On Feb 24, 2004, at 3:17 AM, Rafael Garcia-Suarez wrote:

Randy W. Sims wrote:

I've CC'd p5p for enlightenment & simplified your code to the following:


my @code = (
   q('a poorly 'nested' string'),
   q('a poorly 'nested::nested' string'),
);

for (@code) {
   eval;
   print "Caught: $@" if $@;
}

Output is:

Caught: Bad name after nested' at (eval 1) line 1.

That's for the first one.
Remember that ' is a package separator; so perl, seeing nested', expects
an identifier (a name) to follow. Hence the error. See perldiag for
more info on it.


Bareword found where operator expected at (eval 2) line 1, near "'a
poorly 'nested::nested"
(Missing operator before nested::nested?)
String found where operator expected at (eval 2) line 1, near
"nested::nested' string'"
Caught: syntax error at (eval 2) line 1, near "'a poorly 'nested::nested"

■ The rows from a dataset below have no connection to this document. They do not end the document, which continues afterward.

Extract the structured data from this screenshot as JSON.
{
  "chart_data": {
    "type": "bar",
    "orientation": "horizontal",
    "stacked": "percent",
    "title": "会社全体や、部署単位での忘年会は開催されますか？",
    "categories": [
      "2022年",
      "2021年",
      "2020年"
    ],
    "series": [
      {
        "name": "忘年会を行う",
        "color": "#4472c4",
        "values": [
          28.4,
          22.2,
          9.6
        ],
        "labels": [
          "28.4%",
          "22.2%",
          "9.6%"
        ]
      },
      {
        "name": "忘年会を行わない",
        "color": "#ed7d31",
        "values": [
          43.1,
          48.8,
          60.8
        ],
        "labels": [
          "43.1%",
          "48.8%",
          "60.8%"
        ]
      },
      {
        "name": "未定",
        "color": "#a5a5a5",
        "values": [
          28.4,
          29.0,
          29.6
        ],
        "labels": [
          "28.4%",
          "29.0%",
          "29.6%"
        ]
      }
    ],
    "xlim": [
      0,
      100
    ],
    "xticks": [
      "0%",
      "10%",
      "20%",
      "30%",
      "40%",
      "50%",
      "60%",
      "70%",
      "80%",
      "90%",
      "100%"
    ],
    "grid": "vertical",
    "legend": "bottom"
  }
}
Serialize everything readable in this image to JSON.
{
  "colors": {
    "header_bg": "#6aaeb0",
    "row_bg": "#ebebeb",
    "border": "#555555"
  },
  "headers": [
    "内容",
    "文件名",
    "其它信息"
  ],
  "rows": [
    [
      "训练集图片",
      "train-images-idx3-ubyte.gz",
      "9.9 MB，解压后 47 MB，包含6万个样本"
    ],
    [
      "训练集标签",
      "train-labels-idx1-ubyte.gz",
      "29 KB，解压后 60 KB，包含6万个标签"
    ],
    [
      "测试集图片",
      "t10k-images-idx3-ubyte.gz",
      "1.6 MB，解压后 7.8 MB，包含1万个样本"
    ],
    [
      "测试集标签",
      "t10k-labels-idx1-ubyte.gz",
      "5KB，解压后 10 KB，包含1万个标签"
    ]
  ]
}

Here, perl successfully parses the full identifier nested::nested.
What it doesn't understand is, why is there an identifier at this place ?
It was expecting an operator instead.

But since it's inside an eval() call, those messages should get stuck in $@ and NOT printed. As Randy has said, they would kill a normal program, if they were in the source. They are not warnings. eval() is correctly keeping the program running here, but incorrectly printing the messages that would have killed it, right?